Frequency tells you an audience has seen your ad too often. CPM tells you the auction already noticed. One of those is news; the other is a receipt.

The standard fatigue check is frequency. Watch it climb past 2, past 3, and somewhere in there you refresh the creative. It's a reasonable habit built on a flawed instrument: frequency is an average, and it's slow.

Why frequency arrives late

Frequency is impressions divided by reach over a window. To move meaningfully, it needs volume to accumulate — which means by the time a 7-day frequency ticks from 2.1 to 2.8, the fatigue that caused it started days ago. You're reading a summary of last week's problem.

Worse, it averages over the whole audience. A frequency of 2.4 can mean everyone saw the ad twice, or it can mean your core 20% saw it nine times and the rest saw it once. Those are different problems and the metric can't tell them apart.

Frequency is the audience telling you it's tired. CPM is the auction telling you it already priced that in.

What the CPM curve knows first

Meta's auction is continuously repricing your ad against how people respond to it. As engagement decays, your effective quality signal drops and you pay more for the same placement. That repricing shows up in CPM within hours — long before enough impressions pile up to move a frequency average.

The diagnostic pattern to look for is CPM rising while CTR falls. Read them together:

  • CPM up, CTR down — creative fatigue. The audience has stopped responding and the auction is charging you for it. Refresh.
  • CPM up, CTR flat — auction pressure, not fatigue. A competitor moved in, or it's Black Friday. Your creative is fine; your market got expensive.
  • CPM flat, CTR down — audience mismatch, usually after a targeting or placement change. The creative isn't tired, it's in the wrong room.

The read that's hard to do by hand

Notice that none of the three patterns above can be read from a single metric. Each one is a relationship between two curves, judged against what's normal for that account — and "normal" is different for a €5k/month DTC brand and a €500k/month retailer.

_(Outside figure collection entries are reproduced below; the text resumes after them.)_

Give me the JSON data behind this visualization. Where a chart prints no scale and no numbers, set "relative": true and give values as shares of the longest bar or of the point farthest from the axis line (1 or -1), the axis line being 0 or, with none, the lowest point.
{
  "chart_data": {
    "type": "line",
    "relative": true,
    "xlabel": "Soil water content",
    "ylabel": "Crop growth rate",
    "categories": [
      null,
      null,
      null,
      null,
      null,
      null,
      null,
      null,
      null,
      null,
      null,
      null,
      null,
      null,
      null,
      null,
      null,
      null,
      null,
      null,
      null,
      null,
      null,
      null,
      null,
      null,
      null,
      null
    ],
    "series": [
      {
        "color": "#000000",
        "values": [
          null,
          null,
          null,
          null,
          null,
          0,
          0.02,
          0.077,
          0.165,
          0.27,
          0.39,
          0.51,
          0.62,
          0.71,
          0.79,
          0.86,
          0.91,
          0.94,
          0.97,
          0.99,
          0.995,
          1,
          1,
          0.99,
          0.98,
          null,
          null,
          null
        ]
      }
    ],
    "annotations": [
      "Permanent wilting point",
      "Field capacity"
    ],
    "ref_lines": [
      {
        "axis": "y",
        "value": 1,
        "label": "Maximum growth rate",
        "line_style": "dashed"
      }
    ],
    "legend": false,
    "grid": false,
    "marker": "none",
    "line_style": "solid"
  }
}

That's why fatigue is one of the first things Adgent looks for each morning. It tracks the CPM–CTR relationship per ad set against your account's own baseline, and when the pattern turns, it says so — in words, with the reason attached, before the frequency column has noticed anything is wrong.

Frequency isn't useless. It's just confirmation. By the time it agrees with you, you've already paid for the lesson.